Problem: Users can replace the broken app with a simpler working one.

Fix: Add Kyverno policies to protect container images and critical configuration.

4. Estimated time is inaccurate

Problem: Challenge takes much longer than stated.

Fix: Test with someone unfamiliar with the problem and adjust the estimate.

5. Solution has multiple valid approaches

Problem: Users solve it differently than expected.

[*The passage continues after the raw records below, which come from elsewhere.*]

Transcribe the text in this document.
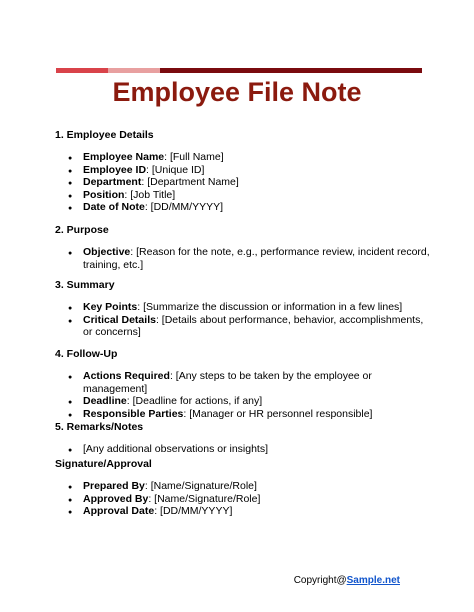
Employee File Note

1. Employee Details

● Employee Name: [Full Name]
● Employee ID: [Unique ID]
● Department: [Department Name]
● Position: [Job Title]
● Date of Note: [DD/MM/YYYY]

2. Purpose

● Objective: [Reason for the note, e.g., performance review, incident record, training, etc.]

3. Summary

● Key Points: [Summarize the discussion or information in a few lines]
● Critical Details: [Details about performance, behavior, accomplishments, or concerns]

4. Follow-Up

● Actions Required: [Any steps to be taken by the employee or management]
● Deadline: [Deadline for actions, if any]
● Responsible Parties: [Manager or HR personnel responsible]

5. Remarks/Notes

● [Any additional observations or insights]

Signature/Approval

● Prepared By: [Name/Signature/Role]
● Approved By: [Name/Signature/Role]
● Approval Date: [DD/MM/YYYY]
Copyright@Sample.net
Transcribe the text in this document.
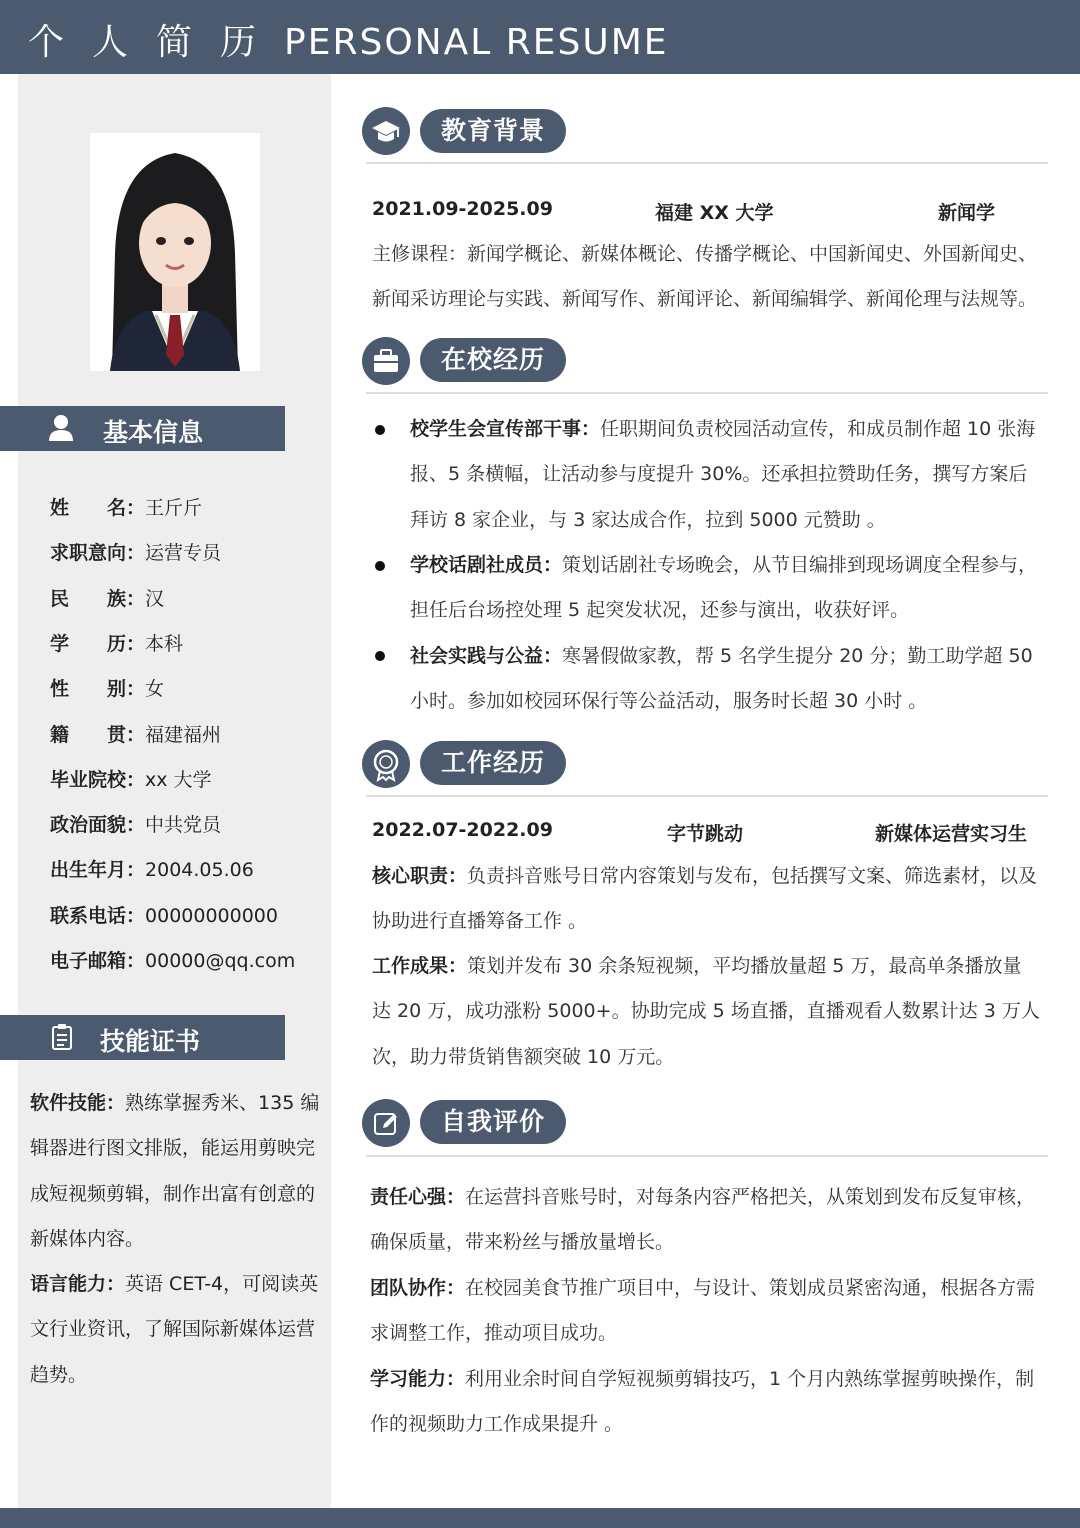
个人简历PERSONAL RESUME
基本信息
姓　　名：王斤斤
求职意向：运营专员
民　　族：汉
学　　历：本科
性　　别：女
籍　　贯：福建福州
毕业院校：xx 大学
政治面貌：中共党员
出生年月：2004.05.06
联系电话：00000000000
电子邮箱：00000@qq.com
技能证书
软件技能：熟练掌握秀米、135 编辑器进行图文排版，能运用剪映完成短视频剪辑，制作出富有创意的新媒体内容。
语言能力：英语 CET-4，可阅读英文行业资讯，了解国际新媒体运营趋势。
教育背景
2021.09-2025.09	福建 XX 大学	新闻学
主修课程：新闻学概论、新媒体概论、传播学概论、中国新闻史、外国新闻史、
新闻采访理论与实践、新闻写作、新闻评论、新闻编辑学、新闻伦理与法规等。
在校经历
校学生会宣传部干事：任职期间负责校园活动宣传，和成员制作超 10 张海报、5 条横幅，让活动参与度提升 30%。还承担拉赞助任务，撰写方案后拜访 8 家企业，与 3 家达成合作，拉到 5000 元赞助 。
学校话剧社成员：策划话剧社专场晚会，从节目编排到现场调度全程参与，担任后台场控处理 5 起突发状况，还参与演出，收获好评。
社会实践与公益：寒暑假做家教，帮 5 名学生提分 20 分；勤工助学超 50 小时。参加如校园环保行等公益活动，服务时长超 30 小时 。
工作经历
2022.07-2022.09	字节跳动	新媒体运营实习生
核心职责：负责抖音账号日常内容策划与发布，包括撰写文案、筛选素材，以及协助进行直播筹备工作 。
工作成果：策划并发布 30 余条短视频，平均播放量超 5 万，最高单条播放量达 20 万，成功涨粉 5000+。协助完成 5 场直播，直播观看人数累计达 3 万人次，助力带货销售额突破 10 万元。
自我评价
责任心强：在运营抖音账号时，对每条内容严格把关，从策划到发布反复审核，确保质量，带来粉丝与播放量增长。
团队协作：在校园美食节推广项目中，与设计、策划成员紧密沟通，根据各方需求调整工作，推动项目成功。
学习能力：利用业余时间自学短视频剪辑技巧，1 个月内熟练掌握剪映操作，制作的视频助力工作成果提升 。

Fix: This is good! Make sure your objectives validate outcomes (pod is healthy) rather than implementations (memory is 256Mi), so any valid fix passes.

Best practices

Design

  • Start simple -- complexity can be added later
  • Focus on one learning objective
  • Make the broken state obvious but not trivial
  • Use realistic, production-like scenarios

Implementation

  • Use stable, common images (nginx, python, busybox, etc.)
  • Avoid external dependencies when possible
  • Keep resource usage minimal
  • Test on a clean cluster

Documentation

  • Describe symptoms in the challenge description, not the root cause
  • State goals in the objective, not the method to achieve them
  • Never include solutions anywhere in the challenge files

After your PR is merged

Your challenge will be automatically:

  1. Built as an OCI artifact
  2. Published to ghcr.io/kubeasy-dev/challenges/<slug>:latest
  3. Available for users via kubeasy challenge start <slug>

If your challenge includes an image/ directory, the custom Docker image will also be built and published to ghcr.io/kubeasy-dev/<slug>:latest.

Getting help

If you need help contributing:

License

By contributing, you agree that your contributions will be licensed under the same license as the project.